Standalone Critical Illness (SACI) sales increased by 36,497 in 2024, while Term with CI sales fell by 11,289. The total number of new CI policies, attached to life cover and standalone combined, increased by 2.5%, to 545,251.
Joanna Scott, technical manager & industry affairs manager L&H UKI at Swiss Re, believes these findings are reflective of another unpredictable year for UK households, with a change of Government and rising geopolitical tensions.
She said: “2024 was another busy year in the UK, both politically and economically. In a continued high-interest rate environment with cost pressures mounting for households, it’s encouraging to see so many pockets of positivity, not least in the realm of IP and DTA sales.
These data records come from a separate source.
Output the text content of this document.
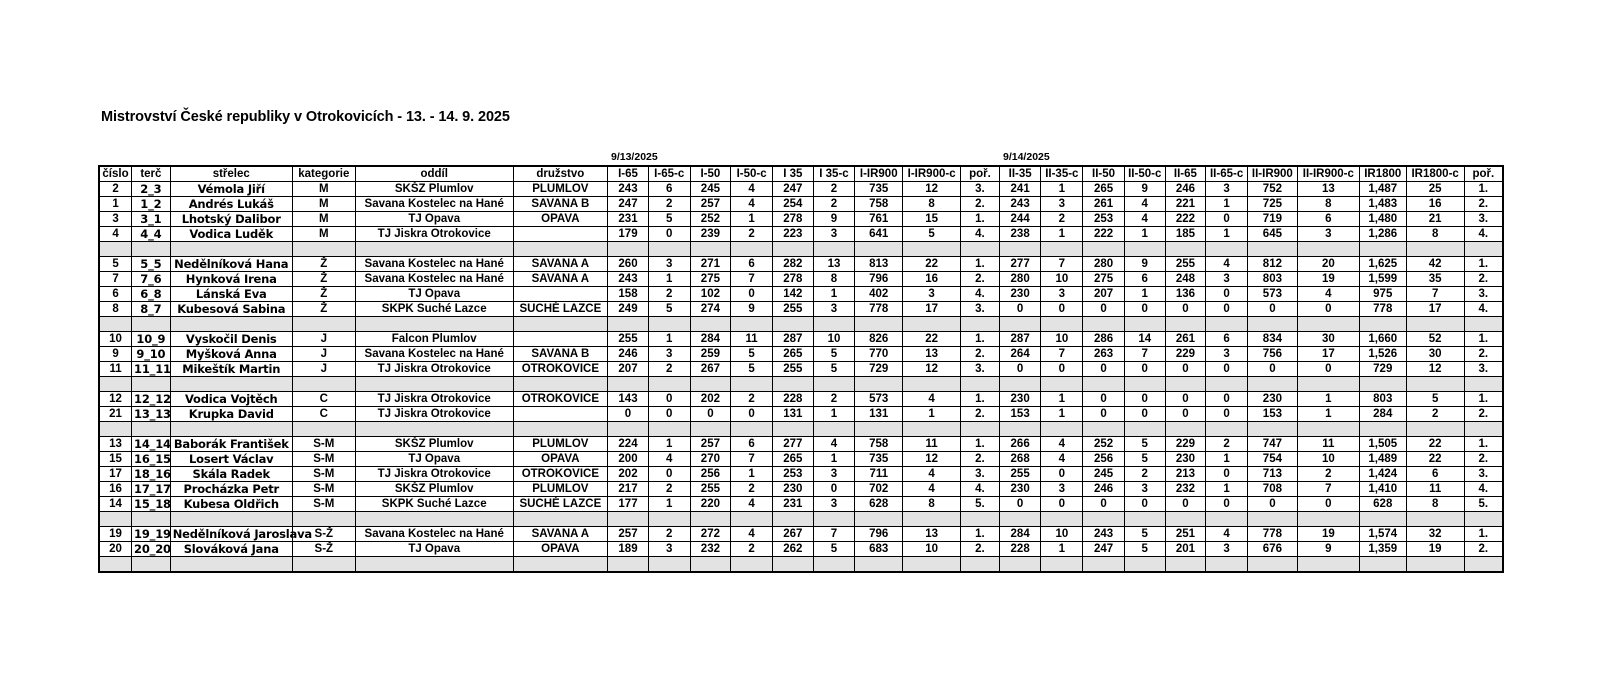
Mistrovství České republiky v Otrokovicích - 13. - 14. 9. 2025
9/13/2025	9/14/2025
číslo	terč	střelec	kategorie	oddíl	družstvo	I-65	I-65-c	I-50	I-50-c	I 35	I 35-c	I-IR900	I-IR900-c	poř.	II-35	II-35-c	II-50	II-50-c	II-65	II-65-c	II-IR900	II-IR900-c	IR1800	IR1800-c	poř.
2	2_3	Vémola Jiří	M	SKŠZ Plumlov	PLUMLOV	243	6	245	4	247	2	735	12	3.	241	1	265	9	246	3	752	13	1,487	25	1.
1	1_2	Andrés Lukáš	M	Savana Kostelec na Hané	SAVANA B	247	2	257	4	254	2	758	8	2.	243	3	261	4	221	1	725	8	1,483	16	2.
3	3_1	Lhotský Dalibor	M	TJ Opava	OPAVA	231	5	252	1	278	9	761	15	1.	244	2	253	4	222	0	719	6	1,480	21	3.
4	4_4	Vodica Luděk	M	TJ Jiskra Otrokovice		179	0	239	2	223	3	641	5	4.	238	1	222	1	185	1	645	3	1,286	8	4.

5	5_5	Nedělníková Hana	Ž	Savana Kostelec na Hané	SAVANA A	260	3	271	6	282	13	813	22	1.	277	7	280	9	255	4	812	20	1,625	42	1.
7	7_6	Hynková Irena	Ž	Savana Kostelec na Hané	SAVANA A	243	1	275	7	278	8	796	16	2.	280	10	275	6	248	3	803	19	1,599	35	2.
6	6_8	Lánská Eva	Ž	TJ Opava		158	2	102	0	142	1	402	3	4.	230	3	207	1	136	0	573	4	975	7	3.
8	8_7	Kubesová Sabina	Ž	SKPK Suché Lazce	SUCHÉ LAZCE	249	5	274	9	255	3	778	17	3.	0	0	0	0	0	0	0	0	778	17	4.

10	10_9	Vyskočil Denis	J	Falcon Plumlov		255	1	284	11	287	10	826	22	1.	287	10	286	14	261	6	834	30	1,660	52	1.
9	9_10	Myšková Anna	J	Savana Kostelec na Hané	SAVANA B	246	3	259	5	265	5	770	13	2.	264	7	263	7	229	3	756	17	1,526	30	2.
11	11_11	Mikeštík Martin	J	TJ Jiskra Otrokovice	OTROKOVICE	207	2	267	5	255	5	729	12	3.	0	0	0	0	0	0	0	0	729	12	3.

12	12_12	Vodica Vojtěch	C	TJ Jiskra Otrokovice	OTROKOVICE	143	0	202	2	228	2	573	4	1.	230	1	0	0	0	0	230	1	803	5	1.
21	13_13	Krupka David	C	TJ Jiskra Otrokovice		0	0	0	0	131	1	131	1	2.	153	1	0	0	0	0	153	1	284	2	2.

13	14_14	Baborák František	S-M	SKŠZ Plumlov	PLUMLOV	224	1	257	6	277	4	758	11	1.	266	4	252	5	229	2	747	11	1,505	22	1.
15	16_15	Losert Václav	S-M	TJ Opava	OPAVA	200	4	270	7	265	1	735	12	2.	268	4	256	5	230	1	754	10	1,489	22	2.
17	18_16	Skála Radek	S-M	TJ Jiskra Otrokovice	OTROKOVICE	202	0	256	1	253	3	711	4	3.	255	0	245	2	213	0	713	2	1,424	6	3.
16	17_17	Procházka Petr	S-M	SKŠZ Plumlov	PLUMLOV	217	2	255	2	230	0	702	4	4.	230	3	246	3	232	1	708	7	1,410	11	4.
14	15_18	Kubesa Oldřich	S-M	SKPK Suché Lazce	SUCHÉ LAZCE	177	1	220	4	231	3	628	8	5.	0	0	0	0	0	0	0	0	628	8	5.

19	19_19	Nedělníková Jaroslava	S-Ž	Savana Kostelec na Hané	SAVANA A	257	2	272	4	267	7	796	13	1.	284	10	243	5	251	4	778	19	1,574	32	1.
20	20_20	Slováková Jana	S-Ž	TJ Opava	OPAVA	189	3	232	2	262	5	683	10	2.	228	1	247	5	201	3	676	9	1,359	19	2.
“This was in no small part due to improvements in the mortgage market. Looking ahead, a defining feature of the second half of 2025 will be maturing mortgages from the COVID-19 Pandemic house buyers’ cohort. With the holders of cheaper fixed-rate mortgages facing an increase in repayments of 200bps-250bps, it will be interesting to see what impact this has on protection take-up.”
Discussing the increase in NRA IP and one-year & two-year LPT sales, Joanna said this is particularly significant. Highlighting the ‘Keep Britain Working’ Review, led by Sir Charlie Mayfield, she explained that the Government is on a “clear mission to keep people in work as part of its plans to boost productivity.
“But it has also highlighted the role of IP in supporting people both financially and medically, while minimising Government spending. Sales of NRA and LPT products are now split 51:49. This is hugely positive when considering the potential impact on the welfare state if an employee is unable to return to work before the end of a policy’s payment period.”
Commenting on these findings, Paul Yates, product strategy director at iPipeline, said, “Advisers are increasingly realising greater value from the protection market as they refine their sales and recommendation processes to better meet their customers’ holistic protection needs. Our latest data highlights improved efficiency, with stronger quote-to-policy conversion and a growing preference for multi-benefit plans – increasing product density per customer.
“We’re also seeing a clear shift toward quality over cost, with advisers placing less emphasis on just the lowest-priced options. The continued growth in APE (£) relative to new policy volumes underscores this trend. It’s a compelling sign that advisers are delivering more comprehensive protection solutions for their customers.”